I’ve highlighted a few ways in which Western imperial powers systematically destroyed certain foundations of the nations of the global majority. These nations did not become colonized because they were naturally ‘weak’. A systematic dismantling of core survival economies was deployed by the Western imperial powers for the purpose of creating a superior-subordinate relationship with other nations. Let’s focus now on how this impacts the psyches of the colonized nations and its people. When people lose the material means to their independence, they also begin to lose faith in themselves, their history, their cosmologies, and spiritual lessons. Because they now exist in a world where they must appease and fawn (** this is a trauma response) in order to obtain their basic necessities, their worldview shifts to center the perspective of their oppressors. If the Western power does not respect or understand the cultures’ spiritual practice and values, slowly those very own people begin to discard their own spiritual heritage. When Western rationalism denounces spiritual healing and holistic medical practices, it does so because the physical eye cannot discern the flow of progress. But at this point, the people in the culture are so accustomed to centering the Western oppressor, that they have also forgotten the power of the unseen. Or rather, they force themselves to forget because the need for food, water, and clothing is more urgent than their remembrance of who they are.
These days, colonialism is more a thing of the past. However, the psychological impacts of these events remain. The rampant materialism contributed by the global majority is a product of centering Western rationalism, of worshipping the visible evidence of one’s success and worthiness. It is all but forgotten that inner worth comes from inside a person, and that many of the traditional wisdoms teach this. It is forgotten because the peoples of once colonized nations have not had the privilege to be themselves and know themselves for a long time. Their sovereignty was out of reach because others destroyed the foundational economies that allowed them to thrive as humans.

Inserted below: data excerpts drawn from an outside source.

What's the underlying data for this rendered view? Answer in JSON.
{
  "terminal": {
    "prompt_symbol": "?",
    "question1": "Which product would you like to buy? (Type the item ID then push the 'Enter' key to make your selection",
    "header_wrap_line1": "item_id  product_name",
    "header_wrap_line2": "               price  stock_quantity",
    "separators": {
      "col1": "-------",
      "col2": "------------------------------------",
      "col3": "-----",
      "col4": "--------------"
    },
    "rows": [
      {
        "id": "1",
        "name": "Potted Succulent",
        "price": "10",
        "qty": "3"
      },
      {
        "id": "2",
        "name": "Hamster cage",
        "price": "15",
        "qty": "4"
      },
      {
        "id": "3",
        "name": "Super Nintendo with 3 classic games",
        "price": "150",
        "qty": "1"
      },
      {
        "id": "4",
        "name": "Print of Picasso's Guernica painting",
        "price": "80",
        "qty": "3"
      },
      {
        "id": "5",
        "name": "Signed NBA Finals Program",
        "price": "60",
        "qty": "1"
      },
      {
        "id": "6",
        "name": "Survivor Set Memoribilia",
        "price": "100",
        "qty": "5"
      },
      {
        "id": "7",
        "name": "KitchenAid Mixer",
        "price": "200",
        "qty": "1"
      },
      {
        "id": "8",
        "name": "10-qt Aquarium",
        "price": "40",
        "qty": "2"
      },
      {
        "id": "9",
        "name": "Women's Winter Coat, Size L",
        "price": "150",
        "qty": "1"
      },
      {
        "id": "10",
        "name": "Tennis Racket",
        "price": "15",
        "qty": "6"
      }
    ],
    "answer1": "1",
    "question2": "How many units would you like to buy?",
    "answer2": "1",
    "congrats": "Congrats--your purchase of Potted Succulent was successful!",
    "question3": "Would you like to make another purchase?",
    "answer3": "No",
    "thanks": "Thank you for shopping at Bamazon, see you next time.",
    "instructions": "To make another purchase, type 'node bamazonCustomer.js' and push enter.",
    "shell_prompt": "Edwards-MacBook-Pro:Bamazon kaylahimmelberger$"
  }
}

So when people wring their hands about, lamenting about how wrong the world has gone, and they are trying to logically trace the most recent rhetoric of politicians, I point to food and cloth and say “This is what’s wrong with the world.” Instead of focusing on hypocritical leaders of the developed world trying to use Band-Aid measures to fix the ‘broken’ other nations, I would ask them to sit in the discomfort of how much foundational suffering they or their ancestors have wrought. If you didn’t have food or cloth, how much better could you act? If you lost the path to your own autonomy, how soon would you too forget yourself?